A regular Thursday feature of this channel.

Peter Baird


This is the first time I’ve put the Problem Child in the leadoff slot. Too Much For One (Not Enough For Two) is so strong in lyrics, production, and performance it should make any year-end Top 100 list. It’s the mythical missing duet from the Nancy Sinatra/Lee Hazlewood album. Written and performed by Paul Heaton and Jacqui Abbott, it also surrenders to the current tsunami in overuse of tape saturation plugs to add distortion to the lead vocals in order to get them to cut over a dense track. Compound that with overly aggressive limiting in mastering, and the result is a cut that sounds acceptable on some systems, hairy edge of listenable on others, and downright objectionable on others. I get it, the saturation makes things a shade more urgent and exciting, I’ve been guilty of overuse of this on occasion as well. But with a tune this strong, you really have to be thinking 10, 20, 30 years down the road and make sure you don't do anything you'll regret.

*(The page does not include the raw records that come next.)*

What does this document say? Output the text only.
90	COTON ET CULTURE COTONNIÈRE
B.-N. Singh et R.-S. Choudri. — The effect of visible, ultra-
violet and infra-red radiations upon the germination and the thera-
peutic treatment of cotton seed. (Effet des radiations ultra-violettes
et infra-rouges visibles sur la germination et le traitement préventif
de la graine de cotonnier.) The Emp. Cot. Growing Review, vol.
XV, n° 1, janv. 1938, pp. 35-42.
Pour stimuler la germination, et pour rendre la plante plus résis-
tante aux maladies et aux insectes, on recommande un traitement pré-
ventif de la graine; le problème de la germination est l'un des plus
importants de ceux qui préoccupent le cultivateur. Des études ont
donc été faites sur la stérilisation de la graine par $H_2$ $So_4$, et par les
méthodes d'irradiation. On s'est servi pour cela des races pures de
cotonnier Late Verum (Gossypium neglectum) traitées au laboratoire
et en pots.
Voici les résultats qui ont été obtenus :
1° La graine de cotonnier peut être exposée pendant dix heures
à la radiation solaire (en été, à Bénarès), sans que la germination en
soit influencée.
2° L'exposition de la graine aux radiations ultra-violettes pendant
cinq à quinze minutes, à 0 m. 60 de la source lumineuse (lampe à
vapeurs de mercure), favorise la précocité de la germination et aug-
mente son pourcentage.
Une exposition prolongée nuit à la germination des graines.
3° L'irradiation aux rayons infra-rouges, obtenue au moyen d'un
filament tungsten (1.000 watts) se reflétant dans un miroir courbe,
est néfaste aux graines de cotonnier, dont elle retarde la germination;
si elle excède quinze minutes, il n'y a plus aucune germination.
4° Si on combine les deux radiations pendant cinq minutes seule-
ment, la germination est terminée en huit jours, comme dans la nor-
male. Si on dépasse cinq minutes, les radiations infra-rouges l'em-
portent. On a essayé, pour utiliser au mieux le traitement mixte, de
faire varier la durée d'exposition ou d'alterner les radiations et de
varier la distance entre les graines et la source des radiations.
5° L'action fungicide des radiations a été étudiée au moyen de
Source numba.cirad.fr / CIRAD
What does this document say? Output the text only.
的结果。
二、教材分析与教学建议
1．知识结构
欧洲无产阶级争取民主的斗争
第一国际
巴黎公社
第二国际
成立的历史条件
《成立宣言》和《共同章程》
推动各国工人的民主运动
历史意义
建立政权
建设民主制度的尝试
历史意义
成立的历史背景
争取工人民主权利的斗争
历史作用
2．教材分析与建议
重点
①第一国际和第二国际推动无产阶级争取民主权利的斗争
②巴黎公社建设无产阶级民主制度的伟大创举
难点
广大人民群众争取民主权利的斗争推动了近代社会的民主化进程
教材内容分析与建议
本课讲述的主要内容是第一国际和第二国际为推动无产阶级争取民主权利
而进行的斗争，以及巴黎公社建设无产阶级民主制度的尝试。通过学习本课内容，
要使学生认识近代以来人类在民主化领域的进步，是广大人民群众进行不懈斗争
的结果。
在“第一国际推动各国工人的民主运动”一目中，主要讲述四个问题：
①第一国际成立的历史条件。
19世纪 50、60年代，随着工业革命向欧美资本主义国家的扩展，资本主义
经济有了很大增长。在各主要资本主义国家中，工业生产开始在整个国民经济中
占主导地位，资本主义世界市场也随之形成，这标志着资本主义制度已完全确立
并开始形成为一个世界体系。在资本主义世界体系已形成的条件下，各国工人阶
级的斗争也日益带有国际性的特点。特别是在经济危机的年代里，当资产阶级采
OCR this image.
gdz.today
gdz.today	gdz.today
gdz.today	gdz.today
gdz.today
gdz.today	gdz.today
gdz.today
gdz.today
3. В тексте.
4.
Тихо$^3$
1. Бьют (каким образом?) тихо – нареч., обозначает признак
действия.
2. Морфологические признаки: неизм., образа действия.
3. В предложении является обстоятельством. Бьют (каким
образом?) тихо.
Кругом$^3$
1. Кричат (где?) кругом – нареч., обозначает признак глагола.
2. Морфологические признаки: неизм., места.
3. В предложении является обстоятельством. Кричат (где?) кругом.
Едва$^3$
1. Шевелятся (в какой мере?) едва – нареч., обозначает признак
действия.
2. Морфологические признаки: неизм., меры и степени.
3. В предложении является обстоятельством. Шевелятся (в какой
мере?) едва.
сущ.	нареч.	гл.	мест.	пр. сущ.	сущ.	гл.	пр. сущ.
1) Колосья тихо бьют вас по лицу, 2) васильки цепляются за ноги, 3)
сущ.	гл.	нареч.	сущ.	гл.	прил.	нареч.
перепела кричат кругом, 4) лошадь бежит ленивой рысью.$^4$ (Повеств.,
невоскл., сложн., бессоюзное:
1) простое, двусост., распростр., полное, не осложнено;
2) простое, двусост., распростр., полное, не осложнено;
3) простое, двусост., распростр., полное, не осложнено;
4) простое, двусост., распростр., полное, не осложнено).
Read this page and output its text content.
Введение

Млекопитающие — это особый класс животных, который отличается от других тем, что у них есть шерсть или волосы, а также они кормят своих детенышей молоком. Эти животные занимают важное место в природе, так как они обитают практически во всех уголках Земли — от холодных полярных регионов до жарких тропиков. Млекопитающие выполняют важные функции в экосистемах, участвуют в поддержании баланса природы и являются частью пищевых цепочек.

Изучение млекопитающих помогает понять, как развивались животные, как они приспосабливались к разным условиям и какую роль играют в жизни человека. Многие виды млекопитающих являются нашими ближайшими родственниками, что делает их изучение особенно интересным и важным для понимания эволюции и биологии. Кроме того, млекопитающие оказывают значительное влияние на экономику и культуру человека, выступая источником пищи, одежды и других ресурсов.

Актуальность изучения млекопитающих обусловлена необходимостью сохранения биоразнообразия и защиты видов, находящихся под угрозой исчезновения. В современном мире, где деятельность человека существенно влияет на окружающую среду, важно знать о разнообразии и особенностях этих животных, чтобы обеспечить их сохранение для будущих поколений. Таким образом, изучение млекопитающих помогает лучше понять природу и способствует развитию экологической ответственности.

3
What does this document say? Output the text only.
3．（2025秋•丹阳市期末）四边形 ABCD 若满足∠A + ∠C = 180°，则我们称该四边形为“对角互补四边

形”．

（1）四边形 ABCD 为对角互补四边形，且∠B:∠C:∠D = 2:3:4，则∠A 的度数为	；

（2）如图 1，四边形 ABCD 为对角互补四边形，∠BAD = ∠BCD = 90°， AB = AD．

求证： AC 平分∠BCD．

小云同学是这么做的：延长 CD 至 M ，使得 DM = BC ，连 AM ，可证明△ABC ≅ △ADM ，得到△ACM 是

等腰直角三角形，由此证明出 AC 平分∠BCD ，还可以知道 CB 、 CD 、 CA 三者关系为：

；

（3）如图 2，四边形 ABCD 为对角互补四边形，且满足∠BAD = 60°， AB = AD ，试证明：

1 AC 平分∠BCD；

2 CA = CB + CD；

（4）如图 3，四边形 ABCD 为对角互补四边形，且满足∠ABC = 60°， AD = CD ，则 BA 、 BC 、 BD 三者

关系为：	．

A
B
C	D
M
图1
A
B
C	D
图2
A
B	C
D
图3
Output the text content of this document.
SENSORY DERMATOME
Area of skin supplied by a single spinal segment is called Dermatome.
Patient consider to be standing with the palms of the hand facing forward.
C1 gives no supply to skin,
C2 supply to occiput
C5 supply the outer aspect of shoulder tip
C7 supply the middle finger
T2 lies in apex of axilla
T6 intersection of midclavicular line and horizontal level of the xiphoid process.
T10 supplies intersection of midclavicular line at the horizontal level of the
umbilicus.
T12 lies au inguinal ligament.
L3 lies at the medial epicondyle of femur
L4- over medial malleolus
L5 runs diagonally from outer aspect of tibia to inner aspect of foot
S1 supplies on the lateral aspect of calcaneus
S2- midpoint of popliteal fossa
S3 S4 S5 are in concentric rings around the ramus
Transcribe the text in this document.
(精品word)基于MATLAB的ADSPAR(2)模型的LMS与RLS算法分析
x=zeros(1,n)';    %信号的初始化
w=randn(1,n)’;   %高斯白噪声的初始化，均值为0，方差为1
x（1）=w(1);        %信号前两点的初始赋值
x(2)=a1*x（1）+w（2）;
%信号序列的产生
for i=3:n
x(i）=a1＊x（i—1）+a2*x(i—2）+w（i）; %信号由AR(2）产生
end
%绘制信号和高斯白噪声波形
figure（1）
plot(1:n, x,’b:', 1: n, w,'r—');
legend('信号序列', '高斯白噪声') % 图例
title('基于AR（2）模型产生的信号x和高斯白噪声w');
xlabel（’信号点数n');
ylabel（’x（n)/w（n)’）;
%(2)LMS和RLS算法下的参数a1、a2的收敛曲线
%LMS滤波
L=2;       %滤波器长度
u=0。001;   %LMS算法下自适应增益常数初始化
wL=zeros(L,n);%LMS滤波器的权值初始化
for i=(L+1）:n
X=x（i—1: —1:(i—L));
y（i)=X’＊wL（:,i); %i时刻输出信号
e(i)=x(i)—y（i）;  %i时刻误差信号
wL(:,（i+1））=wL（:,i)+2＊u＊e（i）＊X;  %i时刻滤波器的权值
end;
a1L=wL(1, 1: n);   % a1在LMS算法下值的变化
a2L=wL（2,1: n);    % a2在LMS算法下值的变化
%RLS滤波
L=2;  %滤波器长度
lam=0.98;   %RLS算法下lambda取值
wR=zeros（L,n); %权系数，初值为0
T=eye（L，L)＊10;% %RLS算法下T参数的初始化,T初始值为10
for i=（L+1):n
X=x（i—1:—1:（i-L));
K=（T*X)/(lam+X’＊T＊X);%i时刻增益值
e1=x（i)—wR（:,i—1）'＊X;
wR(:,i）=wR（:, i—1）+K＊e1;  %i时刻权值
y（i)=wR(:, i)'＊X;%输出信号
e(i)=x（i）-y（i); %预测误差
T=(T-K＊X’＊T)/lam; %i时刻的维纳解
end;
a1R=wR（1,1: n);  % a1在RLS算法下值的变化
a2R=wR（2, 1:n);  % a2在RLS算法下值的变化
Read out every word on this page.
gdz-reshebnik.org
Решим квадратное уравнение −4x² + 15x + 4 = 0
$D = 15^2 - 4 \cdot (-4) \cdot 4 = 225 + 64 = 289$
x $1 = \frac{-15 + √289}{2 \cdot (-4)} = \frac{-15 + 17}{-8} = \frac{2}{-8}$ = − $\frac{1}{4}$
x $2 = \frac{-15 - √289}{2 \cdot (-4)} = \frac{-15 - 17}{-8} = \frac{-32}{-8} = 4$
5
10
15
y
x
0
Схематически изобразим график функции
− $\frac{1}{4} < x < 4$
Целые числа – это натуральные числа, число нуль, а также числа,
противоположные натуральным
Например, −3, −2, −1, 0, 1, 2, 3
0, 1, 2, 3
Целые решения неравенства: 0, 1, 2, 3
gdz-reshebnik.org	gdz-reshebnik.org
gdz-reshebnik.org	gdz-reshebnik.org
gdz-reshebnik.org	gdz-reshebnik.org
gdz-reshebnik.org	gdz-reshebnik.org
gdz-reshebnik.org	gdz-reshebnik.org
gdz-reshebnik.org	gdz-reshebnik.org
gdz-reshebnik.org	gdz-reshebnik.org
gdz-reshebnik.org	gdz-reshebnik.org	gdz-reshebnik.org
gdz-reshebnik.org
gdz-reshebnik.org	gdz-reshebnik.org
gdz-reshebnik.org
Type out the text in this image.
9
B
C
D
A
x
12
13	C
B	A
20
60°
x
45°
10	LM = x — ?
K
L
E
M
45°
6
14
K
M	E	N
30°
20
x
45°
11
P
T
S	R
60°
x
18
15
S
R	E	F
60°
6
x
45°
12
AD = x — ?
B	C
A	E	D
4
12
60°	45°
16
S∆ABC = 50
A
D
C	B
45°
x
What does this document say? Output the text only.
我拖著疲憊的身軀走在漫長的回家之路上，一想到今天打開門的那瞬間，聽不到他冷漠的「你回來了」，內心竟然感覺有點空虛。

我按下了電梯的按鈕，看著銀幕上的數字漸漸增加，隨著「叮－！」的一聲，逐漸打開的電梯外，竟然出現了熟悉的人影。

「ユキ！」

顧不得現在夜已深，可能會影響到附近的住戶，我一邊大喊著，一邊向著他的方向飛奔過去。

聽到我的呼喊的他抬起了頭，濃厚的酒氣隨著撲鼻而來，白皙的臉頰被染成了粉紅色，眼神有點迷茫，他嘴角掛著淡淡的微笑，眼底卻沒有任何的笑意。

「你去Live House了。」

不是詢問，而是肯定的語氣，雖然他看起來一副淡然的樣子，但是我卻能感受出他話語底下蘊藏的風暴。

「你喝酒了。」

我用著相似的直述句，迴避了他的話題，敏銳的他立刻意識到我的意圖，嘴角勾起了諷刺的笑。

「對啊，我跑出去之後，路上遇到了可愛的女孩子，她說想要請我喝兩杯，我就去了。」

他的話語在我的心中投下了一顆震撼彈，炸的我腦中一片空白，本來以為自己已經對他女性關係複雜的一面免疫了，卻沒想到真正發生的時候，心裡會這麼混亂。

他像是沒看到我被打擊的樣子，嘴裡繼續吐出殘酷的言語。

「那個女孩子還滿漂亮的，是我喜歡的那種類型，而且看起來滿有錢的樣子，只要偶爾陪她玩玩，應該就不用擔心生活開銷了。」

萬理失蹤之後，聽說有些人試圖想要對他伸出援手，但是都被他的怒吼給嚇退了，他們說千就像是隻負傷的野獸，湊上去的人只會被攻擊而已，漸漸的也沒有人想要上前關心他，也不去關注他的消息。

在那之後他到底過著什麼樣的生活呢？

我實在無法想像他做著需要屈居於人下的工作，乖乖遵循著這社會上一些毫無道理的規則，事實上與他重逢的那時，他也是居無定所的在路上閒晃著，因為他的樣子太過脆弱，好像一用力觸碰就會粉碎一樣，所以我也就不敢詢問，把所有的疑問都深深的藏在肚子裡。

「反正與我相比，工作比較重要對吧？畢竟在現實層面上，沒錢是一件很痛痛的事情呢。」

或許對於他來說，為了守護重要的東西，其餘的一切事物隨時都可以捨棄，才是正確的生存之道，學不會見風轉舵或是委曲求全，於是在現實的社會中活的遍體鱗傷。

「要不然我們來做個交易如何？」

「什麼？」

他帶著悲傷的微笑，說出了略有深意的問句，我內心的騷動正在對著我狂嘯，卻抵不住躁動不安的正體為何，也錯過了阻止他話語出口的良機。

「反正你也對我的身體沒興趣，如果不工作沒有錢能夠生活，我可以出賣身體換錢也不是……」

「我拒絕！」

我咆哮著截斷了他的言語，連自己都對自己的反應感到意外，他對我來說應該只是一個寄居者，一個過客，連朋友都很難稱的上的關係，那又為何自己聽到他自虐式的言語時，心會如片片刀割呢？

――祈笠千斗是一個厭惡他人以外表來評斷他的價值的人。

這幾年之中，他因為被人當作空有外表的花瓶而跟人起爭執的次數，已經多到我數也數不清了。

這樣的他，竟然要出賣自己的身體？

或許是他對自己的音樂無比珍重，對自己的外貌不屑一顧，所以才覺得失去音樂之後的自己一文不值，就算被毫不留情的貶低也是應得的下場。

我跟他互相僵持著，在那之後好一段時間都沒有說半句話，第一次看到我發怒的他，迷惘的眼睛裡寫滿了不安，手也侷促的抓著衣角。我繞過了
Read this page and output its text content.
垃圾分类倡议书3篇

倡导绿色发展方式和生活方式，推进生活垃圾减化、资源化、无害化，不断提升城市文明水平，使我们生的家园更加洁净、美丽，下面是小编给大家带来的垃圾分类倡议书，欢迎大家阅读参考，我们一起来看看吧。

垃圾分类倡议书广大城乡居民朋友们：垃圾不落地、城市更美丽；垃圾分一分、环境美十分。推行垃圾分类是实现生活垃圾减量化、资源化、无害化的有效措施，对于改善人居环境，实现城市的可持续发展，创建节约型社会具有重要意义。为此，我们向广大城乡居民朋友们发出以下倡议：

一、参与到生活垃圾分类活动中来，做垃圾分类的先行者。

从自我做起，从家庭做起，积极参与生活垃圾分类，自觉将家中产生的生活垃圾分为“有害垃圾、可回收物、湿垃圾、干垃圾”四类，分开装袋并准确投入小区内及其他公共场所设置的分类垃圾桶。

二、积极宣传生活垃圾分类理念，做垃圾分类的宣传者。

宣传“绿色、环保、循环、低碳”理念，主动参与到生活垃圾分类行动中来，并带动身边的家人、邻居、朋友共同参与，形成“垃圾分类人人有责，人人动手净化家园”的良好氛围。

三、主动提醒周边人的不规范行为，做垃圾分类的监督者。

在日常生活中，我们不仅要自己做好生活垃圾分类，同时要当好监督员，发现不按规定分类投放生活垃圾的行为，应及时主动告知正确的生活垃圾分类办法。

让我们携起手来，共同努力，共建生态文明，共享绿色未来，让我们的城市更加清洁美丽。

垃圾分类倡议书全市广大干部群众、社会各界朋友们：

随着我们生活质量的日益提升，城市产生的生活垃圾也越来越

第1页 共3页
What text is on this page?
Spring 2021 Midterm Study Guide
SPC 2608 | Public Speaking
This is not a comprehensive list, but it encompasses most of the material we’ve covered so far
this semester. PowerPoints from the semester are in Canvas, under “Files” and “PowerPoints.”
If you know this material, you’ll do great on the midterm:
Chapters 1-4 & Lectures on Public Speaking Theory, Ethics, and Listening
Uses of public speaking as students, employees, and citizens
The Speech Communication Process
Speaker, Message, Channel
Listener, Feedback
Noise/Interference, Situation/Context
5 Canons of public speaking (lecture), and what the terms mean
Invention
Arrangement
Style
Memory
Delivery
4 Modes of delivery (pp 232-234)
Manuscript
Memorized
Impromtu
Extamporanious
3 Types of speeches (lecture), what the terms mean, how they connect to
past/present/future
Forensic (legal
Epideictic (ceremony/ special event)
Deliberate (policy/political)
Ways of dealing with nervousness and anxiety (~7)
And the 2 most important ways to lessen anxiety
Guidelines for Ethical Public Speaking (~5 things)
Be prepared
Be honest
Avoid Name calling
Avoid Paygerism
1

My Love Will Come Again is that rare small combo jazz original with a head strong enough to hold its own melodically, and not just function as bookend to the solos. Seriously, it’s 2:12 into the piece before any solo. Cohen himself is content just to spell chords in his right hand while Sean Jones and Patrick Bartley handle the heavy lifting on trumpet and sax. The sensation is driving the 101 on a sunny, traffic-free day in a convertible.

What do you say about another version of Didn’t It Rain? Well, this one certainly has the most parallel fourths in it. Jake Blount also wins the backing vocal re-harmonization competition hands down. Spectacular guitar solo, perfect production. But the real magic here is Jake’s voice. I keep wondering how they got that performance—it sounds like a first take.

Visions is the exact opposite of My Love Will Come Again: the 101 in traffic, and a steady grey rain washing the colors out the world. The group here is Austrian trio Owls supplemented by trumpeter Herbert Walser-Breuß, and the album, if you’re curious, is called Wendolins Monocle and is termed an “interdisciplinary programmatic work” that also features vocals and spoken word. Very avant-garde. None of that here, just really fine jazz with David Ambrosch’s bass right up front pushing the sense of unease.